# 2 Dogo's in urgent need



## Wimble Woof (Jan 16, 2007)

Mods, feel free to move this to a more suitable category if need be or delete if it is in violation of some rule.
Word on the wire tonight is there are 2 dogo's in need. A male and female "breeding pair"I(therefore intact as of now) the female may have a foster lined up for and a rescue willing to take her on but the male has apparent human aggression. Both are 2 years old, abused and purchased origionally as a status symbol however have been taken from their previous situation and are living with a family member of the owner.
Does anyone know of *a rescue who would have the resources to help* the male?
He has not been assessed yet and everything about his human aggression is word of mouth.
If anyone wants to know more about him or their situation please PM me.


----------



## Bones (Sep 11, 2009)

Wimble Woof said:


> Mods, feel free to move this to a more suitable category if need be or delete if it is in violation of some rule.
> Word on the wire tonight is there are 2 dogo's in need. A male and female "breeding pair"I(therefore intact as of now) the female may have a foster lined up for and a rescue willing to take her on but the male has apparent human aggression. Both are 2 years old, abused and purchased origionally as a status symbol however have been taken from their previous situation and are living with a family member of the owner.
> Does anyone know of *a rescue who would have the resources to help* the male?
> He has not been assessed yet and everything about his human aggression is word of mouth.
> If anyone wants to know more about him or their situation please PM me.


I'm going to be honest, if the dog is truly human aggressive.
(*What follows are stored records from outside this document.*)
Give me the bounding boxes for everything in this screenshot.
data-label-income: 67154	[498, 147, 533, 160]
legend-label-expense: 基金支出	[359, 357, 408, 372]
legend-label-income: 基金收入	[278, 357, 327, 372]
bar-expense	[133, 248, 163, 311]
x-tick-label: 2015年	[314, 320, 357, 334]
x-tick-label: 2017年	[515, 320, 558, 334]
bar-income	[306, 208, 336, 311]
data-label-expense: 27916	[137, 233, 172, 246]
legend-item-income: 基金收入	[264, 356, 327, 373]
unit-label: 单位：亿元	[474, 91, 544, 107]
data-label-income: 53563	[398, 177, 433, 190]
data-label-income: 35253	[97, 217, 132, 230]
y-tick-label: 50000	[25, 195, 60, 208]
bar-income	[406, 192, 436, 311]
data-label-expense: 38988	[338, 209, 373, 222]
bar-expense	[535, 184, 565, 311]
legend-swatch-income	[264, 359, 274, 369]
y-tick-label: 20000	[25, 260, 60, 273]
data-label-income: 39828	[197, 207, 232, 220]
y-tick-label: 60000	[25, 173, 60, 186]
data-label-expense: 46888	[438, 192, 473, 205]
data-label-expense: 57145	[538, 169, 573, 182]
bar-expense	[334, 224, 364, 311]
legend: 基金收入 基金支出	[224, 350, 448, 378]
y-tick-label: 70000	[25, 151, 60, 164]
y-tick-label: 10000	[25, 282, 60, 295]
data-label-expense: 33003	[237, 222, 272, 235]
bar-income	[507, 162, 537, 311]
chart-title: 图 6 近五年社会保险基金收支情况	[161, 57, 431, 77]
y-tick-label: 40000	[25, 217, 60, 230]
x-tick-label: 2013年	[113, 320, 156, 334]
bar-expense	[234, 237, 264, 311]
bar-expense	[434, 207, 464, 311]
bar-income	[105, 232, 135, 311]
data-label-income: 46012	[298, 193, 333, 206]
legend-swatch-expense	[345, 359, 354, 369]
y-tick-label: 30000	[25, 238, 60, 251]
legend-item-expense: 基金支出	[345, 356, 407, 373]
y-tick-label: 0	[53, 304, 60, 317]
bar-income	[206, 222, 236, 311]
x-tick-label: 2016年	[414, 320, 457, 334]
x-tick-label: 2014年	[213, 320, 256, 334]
You're probably going to have difficulty finding a rescue to take on. There is a lot of liability with that. I would suggest trying to find a behaviorist who might agree to work with the dog in concert with the dog going to rescue- it may help in getting someone to take him. What is the breed? A breed rescue might have someone who specializes that can also help.


----------



## Wimble Woof (Jan 16, 2007)

They're both Dogo Argentino's and have since been actually assessed. The male is not aggressive as much as he is unsure and fearful. He now seems to have a foster lined up that is going to work with him and is a heck of an impressive boy. We are most likely taking the female here to foster, put weight on ( since she just recently had a litter) spay, work with a bit as far as training and manners and go from there.
there are no Dogo rescues that we have found yet in the area at all so it will be a private rescue/rehabilitate/rehome collaboration with a few people in the rescue world and a local trainer, by the looks of things. I will know more tonight about the female coming here and when she is expected to arrive.
The outlook seems bright for these 2 so far. Keep your fingers crossed


----------